If your conception of ISIS imagines illiterate fanatics making suicidal charges in pickup trucks and are confused about how a glorified motorcycle gang could conquer half of Iraq and Syria, wiping out a $25 BN US investment in the Iraqi army in the process, you might want to learn more about the roots of the movement and how it is trained and led today. Such an understanding may come in handy in the future.
For background, try William R. Polk’s article, Understanding Islamic Fundamentalism, on consortiumnews.com. As he explains:
Some of [Sayyid Qutub’s] writings bear comparison to the Islamic legal classics. As a group, they have attracted a mass readership — believed to be in the tens of millions — throughout the Islamic world and have apparently influenced men as opposed to one another as the leaders of the Taliban, the Saudi Royal Establishment, al-Qaida, the Iranian and Iraqi clerics [Arabic: ulema] and now the various and competing groups of Syrian militants. Sayyid Qutub is the philosopher of the Islamic revolution.
Implicit in his writings was the idea that Islam is under attack and therefore must defend itself because failure to do so would be to contravene the intention of God.
It’s a long piece, and you’ll have to read this carefully, but it should make it easier to understand what’s happening in the Middle East and South Asia today. Those of you who follow Chuck Spinney’s Blaster will recall Polk from a piece he and Chuck did a couple of weeks ago, “How to Evolve an Exit Strategy From America’s Foreign Policy Shambles.”

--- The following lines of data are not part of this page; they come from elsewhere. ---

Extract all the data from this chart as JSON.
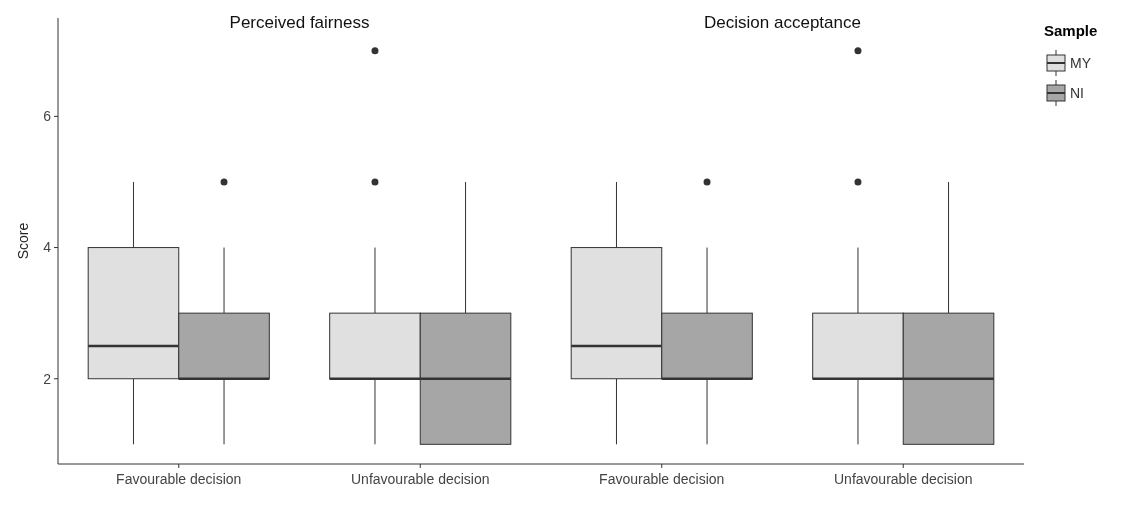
{
  "chart_data": {
    "type": "box",
    "annotations": [
      "Perceived fairness",
      "Decision acceptance"
    ],
    "categories": [
      "Favourable decision",
      "Unfavourable decision",
      "Favourable decision",
      "Unfavourable decision"
    ],
    "ylabel": "Score",
    "ylim": [
      0.7,
      7.5
    ],
    "yticks": [
      2,
      4,
      6
    ],
    "grid": false,
    "legend": "top right",
    "legend_title": "Sample",
    "series": [
      {
        "name": "MY",
        "color": "#e0e0e0",
        "boxes": [
          {
            "low": 1,
            "q1": 2,
            "median": 2.5,
            "q3": 4,
            "high": 5
          },
          {
            "low": 1,
            "q1": 2,
            "median": 2,
            "q3": 3,
            "high": 4,
            "outliers": [
              5,
              7
            ]
          },
          {
            "low": 1,
            "q1": 2,
            "median": 2.5,
            "q3": 4,
            "high": 5
          },
          {
            "low": 1,
            "q1": 2,
            "median": 2,
            "q3": 3,
            "high": 4,
            "outliers": [
              5,
              7
            ]
          }
        ]
      },
      {
        "name": "NI",
        "color": "#a6a6a6",
        "boxes": [
          {
            "low": 1,
            "q1": 2,
            "median": 2,
            "q3": 3,
            "high": 4,
            "outliers": [
              5
            ]
          },
          {
            "low": 1,
            "q1": 1,
            "median": 2,
            "q3": 3,
            "high": 5
          },
          {
            "low": 1,
            "q1": 2,
            "median": 2,
            "q3": 3,
            "high": 4,
            "outliers": [
              5
            ]
          },
          {
            "low": 1,
            "q1": 1,
            "median": 2,
            "q3": 3,
            "high": 5
          }
        ]
      }
    ]
  }
}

As for what’s going on today, here’s a summary by Mitchell Prothero writing for McClatchy, How 2 shadowy ISIS commanders designed their Iraq campaign. You have to be extremely careful accepting at face value anything coming from that part of the world (remember Baghdad Bob?), but even so, I think you’ll be impressed at the professionalism of the ISIS leadership. Writing them off as ignorant fanatics would be a big mistake:
“These men are very good and very ruthless at this sort of thing,” [a former British officer] said. “How do I know? Because I trained them. As did the Americans and everyone else for their fight against Iran in the ’80s. It’s all the same guys at the top now.”
This combination of slowly gaining strength among disaffected Sunnis was crucial to the ISIS advance.
“You don’t need many Daash [ISIS] guys,” said the Kurdish intelligence official. “A few gun trucks shooting at the checkpoint as a suicide bomber or two in cars smash into it, followed by the tribes taking the police station. A few people acting fast can seem like a lot more.”
Most estimates of ISIS’s strength in Iraq tend to be in the low thousands. But their easy mobility in convoys of pickups with little threat from an almost nonexistent air force gave the group an outsized presence, the sources agreed.
This last might remind you of Boyd:
• By exploiting superior leadership, intelligence, communications, and mobility as well as by playing upon adversary’s fears and doubts via propaganda and terror, Mongols operated inside adversary observation- orientation-decision-action loops.
• Outnumbered Mongols created impressions of terrifying strength—by seeming to come out of nowhere yet be everywhere.
• Subversive propaganda, clever stratagems, fast breaking maneuvers, and calculated terror not only created vulnerabilities and weaknesses but also played upon moral factors that drain away resolve, produce panic, and bring about collapse. [Patterns of Conflict, chart 28]
Amazing how this stuff works time and time again.